How To Build A Powerful Digital Toolkit

How To Build A Powerful Digital Toolkit

It has become part of modern business credo that to build a great company you have to use the right tech. The recent turbulent economy has done nothing to dispel that. HSBC’s latest report, Capex: The Game Changer, is clear: businesses still feel good about spending on tech. In fact, 59 percent feel technological change will positively impact them over the next year, with 61 percent planning to leverage tech to improve customer experiences.

“Forward-looking businesses aren’t afraid of adopting new technologies,” notes HSBC UK’s Head of Strategic Growth, Partnership & Innovation, Will Turner. “From our data, we can see that high growth-oriented companies see tech as a key tool to enable their growth.”

But with so much software available, how should you separate the signal from the noise? And what’s the smartest way to think about how your business approaches its tech?

Here, three experienced leaders each offer their two highest-value tips…

Carmen Carey, CEO of Sorted

Manchester-headquartered delivery experience platform Sorted was founded by David Grimes in 2010, and currently employs over 60 people in the UK. It specialises in carrier management, post-purchase experience, and returns. In 2021, Carmen Carey took over as CEO. Here’s what she has learned…

Avoid technologies in search of problems

In the face of persuasive marketing and industry hype, it can be tempting to adopt the new hot thing without a clear business case. Today, many tools are cloud-based, ‘as-a-service’ products, which means the barriers to doing this are especially low.

If the cost is minimal, this might sometimes be a worthwhile experiment, but as a general rule, only adopt tools that serve a clear purpose. They must solve a real problem and deliver clear, measurable advantages. Sorted has a range of tools that it uses internally to manage projects, collaborate, and be productive. The company has found there’s one further criterion to stay mindful of while assembling that toolkit: Choosing apps that can talk to each other.
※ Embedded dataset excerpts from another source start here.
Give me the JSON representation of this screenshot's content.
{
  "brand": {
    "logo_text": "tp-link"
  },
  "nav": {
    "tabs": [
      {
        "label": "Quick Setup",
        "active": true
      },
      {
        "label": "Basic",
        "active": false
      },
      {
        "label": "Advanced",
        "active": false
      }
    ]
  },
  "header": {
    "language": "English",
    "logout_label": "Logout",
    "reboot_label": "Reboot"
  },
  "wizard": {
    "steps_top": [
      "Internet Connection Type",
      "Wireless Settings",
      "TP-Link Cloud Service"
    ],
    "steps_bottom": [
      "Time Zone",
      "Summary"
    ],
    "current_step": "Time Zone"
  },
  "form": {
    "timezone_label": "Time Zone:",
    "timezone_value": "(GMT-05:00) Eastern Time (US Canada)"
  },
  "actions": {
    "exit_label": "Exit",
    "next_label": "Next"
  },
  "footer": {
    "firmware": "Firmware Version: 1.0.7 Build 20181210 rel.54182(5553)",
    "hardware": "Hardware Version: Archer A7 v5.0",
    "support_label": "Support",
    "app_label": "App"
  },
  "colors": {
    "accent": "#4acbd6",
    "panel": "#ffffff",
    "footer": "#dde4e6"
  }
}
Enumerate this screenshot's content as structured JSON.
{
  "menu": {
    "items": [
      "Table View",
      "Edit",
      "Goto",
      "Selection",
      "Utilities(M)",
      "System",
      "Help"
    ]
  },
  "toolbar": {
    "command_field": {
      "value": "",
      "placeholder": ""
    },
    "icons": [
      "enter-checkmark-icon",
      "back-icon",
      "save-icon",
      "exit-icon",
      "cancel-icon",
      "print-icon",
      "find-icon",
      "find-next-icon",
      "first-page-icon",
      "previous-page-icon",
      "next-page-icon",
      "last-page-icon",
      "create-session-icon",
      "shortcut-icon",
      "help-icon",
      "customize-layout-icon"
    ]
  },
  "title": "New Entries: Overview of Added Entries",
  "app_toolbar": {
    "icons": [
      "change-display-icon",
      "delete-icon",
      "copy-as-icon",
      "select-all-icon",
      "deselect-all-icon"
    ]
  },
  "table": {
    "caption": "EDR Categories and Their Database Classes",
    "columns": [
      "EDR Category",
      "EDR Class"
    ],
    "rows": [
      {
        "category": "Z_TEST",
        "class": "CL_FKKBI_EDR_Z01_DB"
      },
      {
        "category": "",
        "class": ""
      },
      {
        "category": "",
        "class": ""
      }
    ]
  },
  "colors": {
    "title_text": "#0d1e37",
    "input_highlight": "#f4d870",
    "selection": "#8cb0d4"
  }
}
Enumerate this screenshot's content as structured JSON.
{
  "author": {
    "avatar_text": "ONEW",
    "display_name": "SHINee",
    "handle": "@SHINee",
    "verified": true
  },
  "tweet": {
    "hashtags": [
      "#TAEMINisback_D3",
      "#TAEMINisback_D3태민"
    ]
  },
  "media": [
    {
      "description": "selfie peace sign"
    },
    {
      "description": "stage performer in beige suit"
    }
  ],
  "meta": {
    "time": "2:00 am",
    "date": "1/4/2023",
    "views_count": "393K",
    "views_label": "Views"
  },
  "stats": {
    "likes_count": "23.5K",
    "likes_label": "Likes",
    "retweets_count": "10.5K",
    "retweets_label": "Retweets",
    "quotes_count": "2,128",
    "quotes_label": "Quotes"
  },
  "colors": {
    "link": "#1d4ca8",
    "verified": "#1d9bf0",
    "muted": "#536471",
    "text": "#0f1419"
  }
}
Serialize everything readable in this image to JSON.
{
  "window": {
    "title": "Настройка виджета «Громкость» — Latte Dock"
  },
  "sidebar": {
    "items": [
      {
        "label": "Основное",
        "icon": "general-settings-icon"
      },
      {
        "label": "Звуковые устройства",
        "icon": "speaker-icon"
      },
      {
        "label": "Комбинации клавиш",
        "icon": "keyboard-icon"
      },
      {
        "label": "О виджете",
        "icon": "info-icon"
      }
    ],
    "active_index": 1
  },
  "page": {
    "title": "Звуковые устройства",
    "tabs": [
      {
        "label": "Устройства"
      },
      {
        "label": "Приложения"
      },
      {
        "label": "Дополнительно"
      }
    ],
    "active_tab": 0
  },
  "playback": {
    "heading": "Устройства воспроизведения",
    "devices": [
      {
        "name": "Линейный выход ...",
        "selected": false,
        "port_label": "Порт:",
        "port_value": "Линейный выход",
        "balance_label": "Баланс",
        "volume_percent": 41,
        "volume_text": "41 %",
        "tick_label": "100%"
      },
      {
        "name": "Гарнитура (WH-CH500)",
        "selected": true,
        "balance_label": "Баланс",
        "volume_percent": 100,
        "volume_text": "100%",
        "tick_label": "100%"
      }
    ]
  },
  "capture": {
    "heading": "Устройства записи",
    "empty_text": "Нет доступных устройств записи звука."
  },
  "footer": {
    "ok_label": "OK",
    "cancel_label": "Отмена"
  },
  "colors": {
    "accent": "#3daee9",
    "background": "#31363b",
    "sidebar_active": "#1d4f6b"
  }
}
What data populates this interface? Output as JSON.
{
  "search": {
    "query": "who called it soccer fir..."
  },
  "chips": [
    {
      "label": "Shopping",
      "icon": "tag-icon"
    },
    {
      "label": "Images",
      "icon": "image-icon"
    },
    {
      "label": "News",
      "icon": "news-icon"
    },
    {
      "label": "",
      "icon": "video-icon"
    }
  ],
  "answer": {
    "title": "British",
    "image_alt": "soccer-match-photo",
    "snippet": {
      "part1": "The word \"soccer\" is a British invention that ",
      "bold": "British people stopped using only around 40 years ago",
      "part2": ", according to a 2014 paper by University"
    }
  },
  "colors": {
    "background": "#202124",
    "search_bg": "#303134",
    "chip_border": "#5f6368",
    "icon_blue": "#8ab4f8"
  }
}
For example, integrated notifications that run across a suite of products used to manage software development life-cycles have helped to free up employee time. “If a tool can alert engineering about something and also inform the wider organisation, that just saves steps, right?” says Carey. “Then everyone’s able to focus on the outcome they need to deliver.”

Plan for then as well as now

Startups thrive on being nimble. Your tech needs to be the same. Not only should you avoid locking yourself into lengthy contracts—unless you’re completely confident that’s the right decision—but think about designing systems that can adapt to your needs. If a tool is cloud-based, paid for by subscription, and you can add or subtract users as required, that is a vastly more flexible alternative to on-premises software with rigid licensing agreements.

Carey recommends running a thought experiment: “Think—what’s our three- to five-year plan?” she says. “And what technologies will we need as we scale into that plan? And can I pick something now that will scale with us into the future? So make sure you’re in the moment, but also have that future lens on.”

Federico Charosky, Founder and CEO, Quorum Cyber

Federico Charosky is the founder and CEO of Quorum Cyber, which offers cybersecurity expertise to organisations across a wide variety of sectors. Charosky founded the business in Edinburgh in 2016, keen to address what he saw as an opaqueness that ran through the cybersecurity world. Quorum Cyber now helps defend more than 150 clients worldwide. Here’s his advice…

Choose best-in-suite over best-in-breed

There’s a perennial debate in software procurement: should you opt for “best-in-suite” (a collection of tools serving multiple business functions) or “best-in-breed” (individual products serving specific niches)?

When it comes to cybersecurity, argues Charosky, the answer is clear. While there’s a tendency to pick a best-in-breed technology and then figure out how to integrate it into the rest of the ecosystem, this tactic can be inefficient and, worse still, ineffective. And he has put his money where his mouth is, opting for a suite ecosystem to protect Quorum Cyber itself. “We made a very early bet [on a major provider’s new security suite],” he says, “and thankfully, it has paid off.”